In 2005, Zavaleta published a paper titled “Colored Death: The Tragedy of Black Troops at Fort Brown, Brownsville, 1865-1906.”
“My fifty plus years on the campus of Texas Southmost College and The University of Texas at Brownsville (Fort Brown); connections to our family ranch on Palmito Hill (Last Battle of the Civil War); and to my Great-Great Grandfather, Juan Nepomuceno Cortina, (so-called Border Bandit), have urged me to constantly question Brownsville history as I’ve learned it,” the paper states.
The paper is 73 pages long and numbers 116,668 words. Many thousands of U.S. Colored Troops served on the U.S.-Mexico border after the Civil War and played an important role in securing the border’s entire 2,000-mile length, which was then in dispute.
After the remains of the bodies buried in the cemetery at Fort Brown were shipped to Louisiana by rail car, the U.S. government ordered the destruction of Regiment House because it was in the way of expansion plans in the mid-1980s.
“The U.S. Army put them in a mass grave marked unknown soldiers from Brownsville, Texas, and that’s totally false and offensive,” Zavaleta said.
Zavaleta, who was then a member of the Brownsville City Commission, convinced the city to preserve the building. It was dismantled brick by brick, stored for many years at the Brownsville compress property, and reconstructed on the TSC campus, he said.
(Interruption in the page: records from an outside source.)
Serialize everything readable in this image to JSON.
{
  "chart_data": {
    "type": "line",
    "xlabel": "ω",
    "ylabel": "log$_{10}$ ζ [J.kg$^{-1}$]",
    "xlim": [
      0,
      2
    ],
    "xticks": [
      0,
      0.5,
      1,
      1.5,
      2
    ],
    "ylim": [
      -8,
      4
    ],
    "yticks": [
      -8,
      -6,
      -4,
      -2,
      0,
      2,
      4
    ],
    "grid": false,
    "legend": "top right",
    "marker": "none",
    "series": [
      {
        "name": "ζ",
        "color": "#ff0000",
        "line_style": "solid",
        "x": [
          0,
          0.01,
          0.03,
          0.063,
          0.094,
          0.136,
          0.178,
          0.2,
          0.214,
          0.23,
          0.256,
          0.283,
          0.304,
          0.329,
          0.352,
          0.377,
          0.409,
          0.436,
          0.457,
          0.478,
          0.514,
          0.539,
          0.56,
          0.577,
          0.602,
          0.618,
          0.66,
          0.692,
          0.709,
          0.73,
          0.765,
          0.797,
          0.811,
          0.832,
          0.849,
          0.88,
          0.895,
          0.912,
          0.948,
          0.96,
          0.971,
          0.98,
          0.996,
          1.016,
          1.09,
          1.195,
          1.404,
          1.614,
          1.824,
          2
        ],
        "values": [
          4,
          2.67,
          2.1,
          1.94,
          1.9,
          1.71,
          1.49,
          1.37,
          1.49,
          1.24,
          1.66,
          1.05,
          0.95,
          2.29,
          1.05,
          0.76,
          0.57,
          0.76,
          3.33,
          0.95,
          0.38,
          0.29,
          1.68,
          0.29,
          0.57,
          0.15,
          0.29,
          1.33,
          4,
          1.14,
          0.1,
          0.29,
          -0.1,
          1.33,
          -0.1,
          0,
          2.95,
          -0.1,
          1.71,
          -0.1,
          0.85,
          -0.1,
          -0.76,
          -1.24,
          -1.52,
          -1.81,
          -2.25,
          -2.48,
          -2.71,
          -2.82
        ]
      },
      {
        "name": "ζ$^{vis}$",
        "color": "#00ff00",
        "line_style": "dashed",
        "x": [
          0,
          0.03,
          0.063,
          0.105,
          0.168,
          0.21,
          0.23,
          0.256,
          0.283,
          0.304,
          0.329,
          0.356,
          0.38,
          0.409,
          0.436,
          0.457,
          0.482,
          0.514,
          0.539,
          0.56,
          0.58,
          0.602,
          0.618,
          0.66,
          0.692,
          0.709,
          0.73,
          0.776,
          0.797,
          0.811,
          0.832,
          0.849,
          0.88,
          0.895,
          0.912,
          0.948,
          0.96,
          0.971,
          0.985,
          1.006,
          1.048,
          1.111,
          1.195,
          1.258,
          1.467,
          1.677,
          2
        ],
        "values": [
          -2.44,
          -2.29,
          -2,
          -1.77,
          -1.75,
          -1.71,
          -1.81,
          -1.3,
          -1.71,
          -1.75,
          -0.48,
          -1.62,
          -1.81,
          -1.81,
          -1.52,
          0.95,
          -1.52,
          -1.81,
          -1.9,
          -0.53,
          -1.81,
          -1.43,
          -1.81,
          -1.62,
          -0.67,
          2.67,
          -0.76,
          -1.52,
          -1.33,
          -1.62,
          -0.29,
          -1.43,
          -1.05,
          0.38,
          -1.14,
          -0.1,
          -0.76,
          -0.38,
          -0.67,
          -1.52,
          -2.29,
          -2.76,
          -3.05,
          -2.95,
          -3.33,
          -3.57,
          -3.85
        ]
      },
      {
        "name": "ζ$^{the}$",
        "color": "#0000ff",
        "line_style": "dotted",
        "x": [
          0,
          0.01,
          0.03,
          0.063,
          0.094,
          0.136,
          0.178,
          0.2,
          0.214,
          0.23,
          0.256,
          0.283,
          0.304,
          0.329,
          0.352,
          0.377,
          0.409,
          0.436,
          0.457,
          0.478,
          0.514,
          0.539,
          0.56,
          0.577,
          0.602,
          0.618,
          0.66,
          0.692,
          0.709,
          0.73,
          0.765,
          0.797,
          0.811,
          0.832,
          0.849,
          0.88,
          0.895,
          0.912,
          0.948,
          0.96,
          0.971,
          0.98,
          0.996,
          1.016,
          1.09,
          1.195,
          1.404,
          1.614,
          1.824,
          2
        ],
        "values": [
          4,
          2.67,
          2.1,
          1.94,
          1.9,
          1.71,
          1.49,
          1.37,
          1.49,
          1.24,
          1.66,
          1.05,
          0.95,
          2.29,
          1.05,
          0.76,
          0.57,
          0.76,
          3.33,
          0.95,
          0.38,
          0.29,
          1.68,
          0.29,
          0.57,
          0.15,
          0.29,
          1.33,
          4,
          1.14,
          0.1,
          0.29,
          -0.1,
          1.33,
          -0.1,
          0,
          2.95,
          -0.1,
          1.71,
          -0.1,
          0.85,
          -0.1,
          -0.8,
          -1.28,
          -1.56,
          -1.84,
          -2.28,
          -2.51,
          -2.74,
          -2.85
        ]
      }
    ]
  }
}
The plaque makes reference to the Brownsville Raid of August 1906, during which tensions between Brownsville residents and Black soldiers of the 26th Infantry Regiment stationed at Fort Brown culminated in violence.
The incident became a national issue. President Theodore Roosevelt, who was running for re-election, dishonorably discharged 167 soldiers.
In 1972, President Richard Nixon reversed the decision, granting mostly posthumous honorable discharges, the plaque states.